Ja. Die Frage bei den gegenwärtigen Kürzungen ist nämlich, ob hier auf Dauer wirklich gekürzt wird oder ob sich nur die Zusammensetzung des Gehalts ändert. Man wird sehen, ob zum Beispiel die flexiblen Leistungsprämien reduziert und gleichzeitig die Festgehälter angehoben werden.

Wenn mindestens 70.000 Banker, wie Schätzungen sagen, ihren Job verlieren, wird es da nicht ein Überangebot geben, das die Gehälter drückt?

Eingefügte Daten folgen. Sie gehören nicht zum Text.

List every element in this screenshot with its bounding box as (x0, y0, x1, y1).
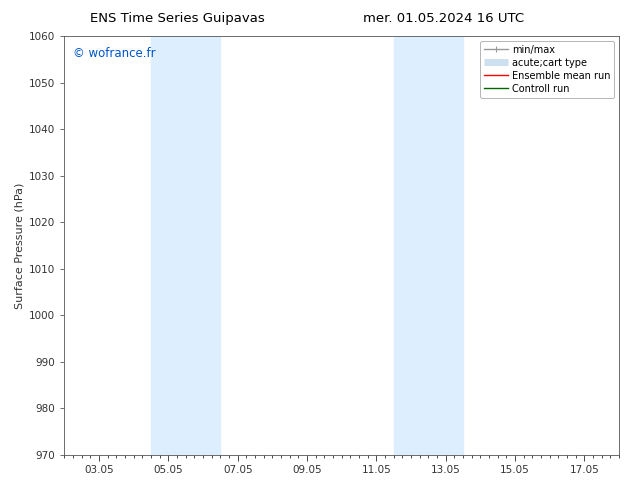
Text: © wofrance.fr: © wofrance.fr (73, 47, 155, 60)
Text: mer. 01.05.2024 16 UTC: mer. 01.05.2024 16 UTC (363, 12, 524, 25)
Text: ENS Time Series Guipavas: ENS Time Series Guipavas (90, 12, 265, 25)
Y-axis label: Surface Pressure (hPa): Surface Pressure (hPa) (15, 182, 25, 309)
Legend: min/max, acute;cart type, Ensemble mean run, Controll run: min/max, acute;cart type, Ensemble mean … (480, 41, 614, 98)
Bar (394, 36, 463, 455)
Bar (151, 36, 221, 455)
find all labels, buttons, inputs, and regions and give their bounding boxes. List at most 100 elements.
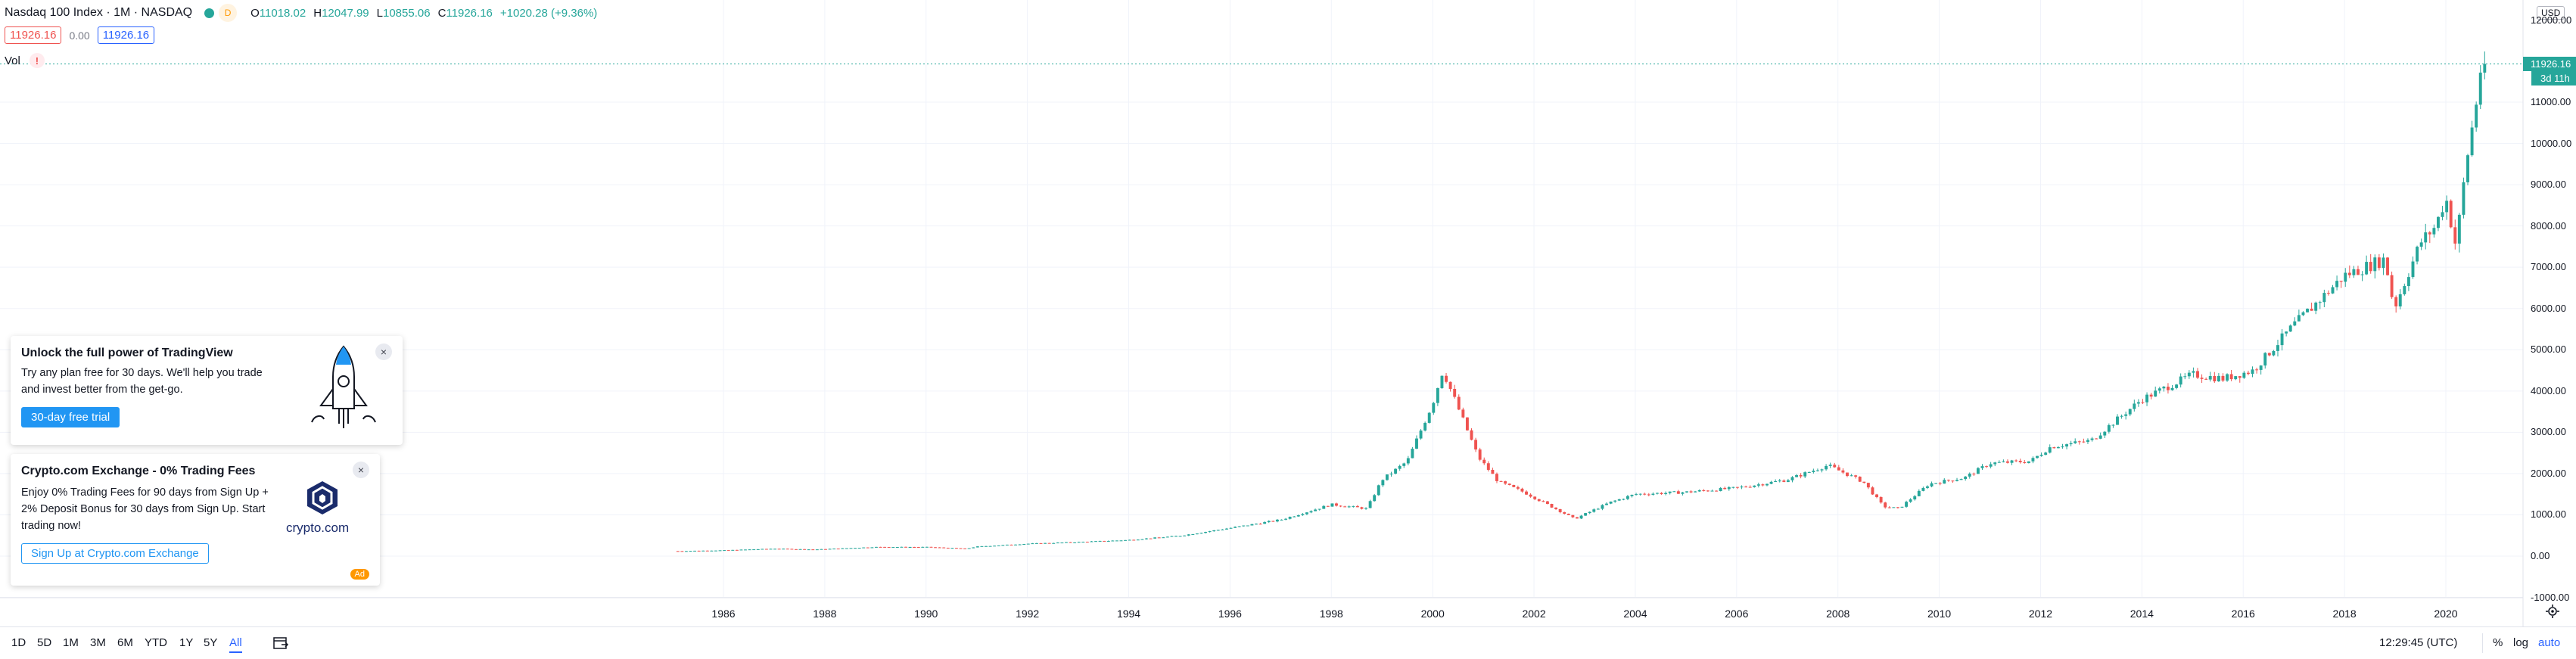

Das Bankgeschäft verläuft zyklisch, und es kommt dort viel mehr als in anderen Branchen auf das Geschick jedes Einzelnen an. Es ist eben ein „peoples business“, ein Geschäft, das von den Menschen und ihren Beziehungen abhängt, und das wird auch so bleiben. Eine echte Obergrenze für Top-Gehälter einzuführen schmeckt im Übrigen viel zu stark nach Sozialismus.

Welche Investmentbanker und Analysten haben die besten Chancen, auch in diesen Zeiten die ganz dicken Boni einzustreichen?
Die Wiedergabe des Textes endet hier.